A friend of mine recently afforded me this insight over lunch this past spring. As I laid the story of my life out on the table, he suggested that I could see myself as a career care-giver. I have always been afforded the inherited titles of son/brother (which I wear with much failure), but as my life has developed I have grown in to the role of youth sponsor/volunteer, respite worker, youth pastor, husband, father, friend and now also a school bus driver. In all of these developed roles servant and care-giver has been the consistent denominator. It’s not flashy and it doesn’t pay well, but it is a title that I can choose to wear. Recognizing this was a part of the battle. The greater battle is that I see myself in all of these roles as less than capable. When I was interviewed for that youth pastor position that did not end well I had prided myself on the fact that I interviewed really well. If I had managed anything in my 40 years it was the ability to understand who I was. It would be in the dying minutes of that position during a final round table discussion that the Church would end up admitting that I had advertised very clearly as someone that they were now deciding they did not want.
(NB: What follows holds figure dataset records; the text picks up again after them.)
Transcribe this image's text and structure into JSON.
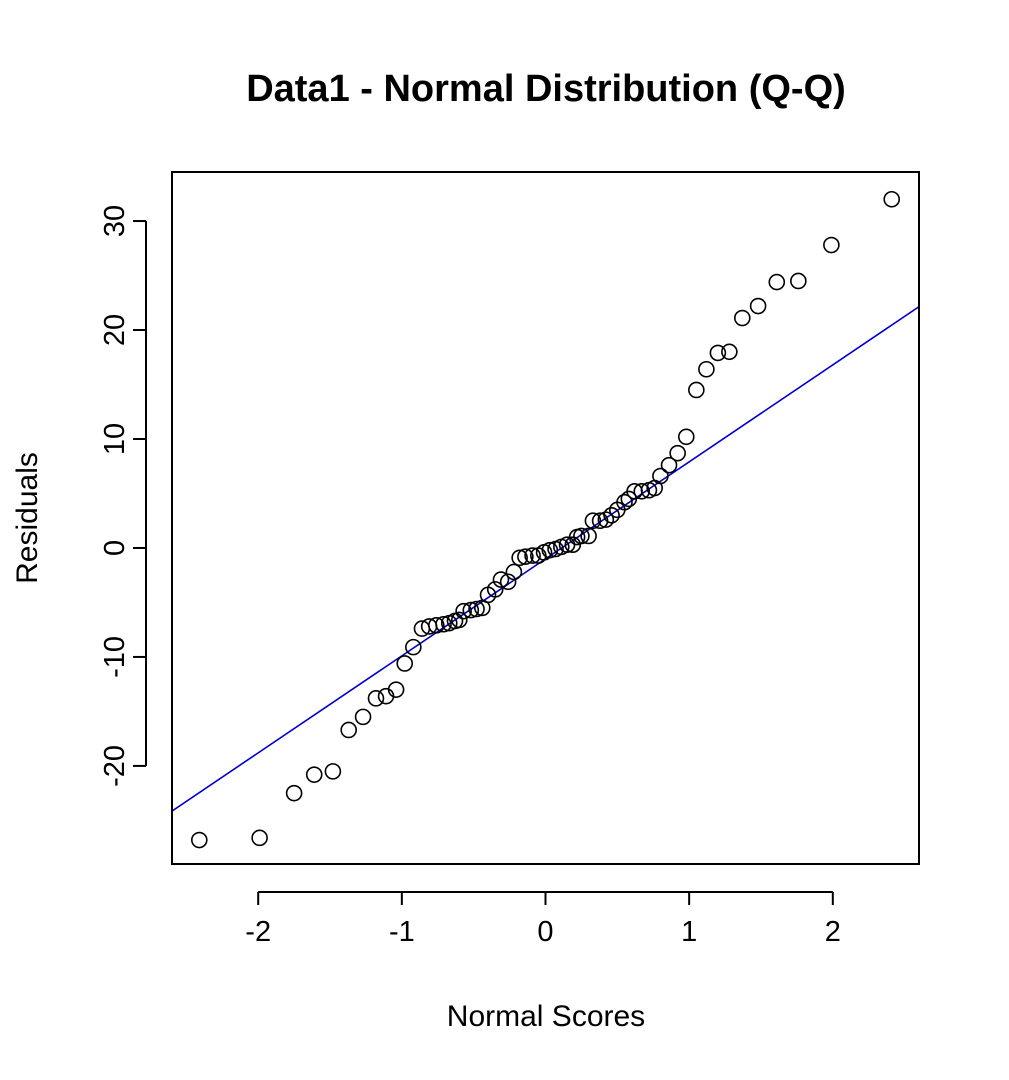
{
  "chart_data": {
    "type": "scatter",
    "title": "Data1 - Normal Distribution (Q-Q)",
    "xlabel": "Normal Scores",
    "ylabel": "Residuals",
    "xlim": [
      -2.6,
      2.6
    ],
    "ylim": [
      -29,
      34.5
    ],
    "x_ticks": [
      -2,
      -1,
      0,
      1,
      2
    ],
    "x_tick_labels": [
      "-2",
      "-1",
      "0",
      "1",
      "2"
    ],
    "y_ticks": [
      -20,
      -10,
      0,
      10,
      20,
      30
    ],
    "y_tick_labels": [
      "-20",
      "-10",
      "0",
      "10",
      "20",
      "30"
    ],
    "grid": false,
    "point_color": "#000000",
    "line_color": "#0000cc",
    "reference_line": {
      "intercept": -1.0,
      "slope": 8.9
    },
    "points": [
      [
        -2.41,
        -26.8
      ],
      [
        -1.99,
        -26.6
      ],
      [
        -1.75,
        -22.5
      ],
      [
        -1.61,
        -20.8
      ],
      [
        -1.48,
        -20.5
      ],
      [
        -1.37,
        -16.7
      ],
      [
        -1.27,
        -15.5
      ],
      [
        -1.18,
        -13.8
      ],
      [
        -1.11,
        -13.6
      ],
      [
        -1.04,
        -13.0
      ],
      [
        -0.98,
        -10.6
      ],
      [
        -0.92,
        -9.1
      ],
      [
        -0.86,
        -7.4
      ],
      [
        -0.81,
        -7.2
      ],
      [
        -0.76,
        -7.1
      ],
      [
        -0.71,
        -7.0
      ],
      [
        -0.67,
        -6.9
      ],
      [
        -0.63,
        -6.7
      ],
      [
        -0.6,
        -6.6
      ],
      [
        -0.57,
        -5.8
      ],
      [
        -0.52,
        -5.7
      ],
      [
        -0.48,
        -5.6
      ],
      [
        -0.44,
        -5.5
      ],
      [
        -0.4,
        -4.3
      ],
      [
        -0.35,
        -3.8
      ],
      [
        -0.31,
        -2.9
      ],
      [
        -0.26,
        -3.1
      ],
      [
        -0.22,
        -2.2
      ],
      [
        -0.18,
        -0.9
      ],
      [
        -0.14,
        -0.8
      ],
      [
        -0.09,
        -0.7
      ],
      [
        -0.05,
        -0.7
      ],
      [
        -0.01,
        -0.4
      ],
      [
        0.03,
        -0.2
      ],
      [
        0.07,
        -0.1
      ],
      [
        0.11,
        0.1
      ],
      [
        0.15,
        0.3
      ],
      [
        0.19,
        0.3
      ],
      [
        0.22,
        1.0
      ],
      [
        0.25,
        1.1
      ],
      [
        0.3,
        1.1
      ],
      [
        0.33,
        2.5
      ],
      [
        0.38,
        2.5
      ],
      [
        0.42,
        2.6
      ],
      [
        0.46,
        3.0
      ],
      [
        0.5,
        3.5
      ],
      [
        0.55,
        4.2
      ],
      [
        0.58,
        4.5
      ],
      [
        0.62,
        5.2
      ],
      [
        0.67,
        5.2
      ],
      [
        0.72,
        5.3
      ],
      [
        0.76,
        5.5
      ],
      [
        0.8,
        6.6
      ],
      [
        0.86,
        7.6
      ],
      [
        0.92,
        8.7
      ],
      [
        0.98,
        10.2
      ],
      [
        1.05,
        14.5
      ],
      [
        1.12,
        16.4
      ],
      [
        1.2,
        17.9
      ],
      [
        1.28,
        18.0
      ],
      [
        1.37,
        21.1
      ],
      [
        1.48,
        22.2
      ],
      [
        1.61,
        24.4
      ],
      [
        1.76,
        24.5
      ],
      [
        1.99,
        27.8
      ],
      [
        2.41,
        32.0
      ]
    ]
  }
}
At the very least I could say that I have come to a good understanding of who I am. There remains a disparity though in understanding what this means for the world around me when there is always someone more capable, more experienced and more adept. With self-realization comes my strengths, but there also comes my weaknesses. and the truth of a “survival of the strongest and fittest and smartest” world only grows that much bigger with an anxiety disorder.

Perhaps, though, 40 is a time to reclaim an understanding of why I find myself consistently placed in to these roles as a care-giver, and to gain the confidence to live in to this role as best as I can and with whatever I have to offer in God’s great grace. Perhaps 40 is the time to finally step out of the rat-race, to stop caring about my capacity to make a difference, and to begin to trust that I actually have something to give that is worthwhile.

So that is what is this blog is about. It is not intended to be a woe is me. It is not intended to be an exercise in narcissism. It is simply intended to help keep me aware, to keep me honest, and God wiling, to keep myself from the sort of isolation that allows my anxiety to take over. It is a place to speak my thoughts about faith and life, and to hopefully make some progress on some of my writing (I always said I would write a book by the time I was 40).  It is a place where hopefully I can interact with those who hold a similar love of movies, books and pop culture, and maybe open the door to share with others who struggle with anxiety/depression disorders. Mostly it is about taking the steps towards becoming a better version of me, a journey towards finding me at 40 exactly where God has me.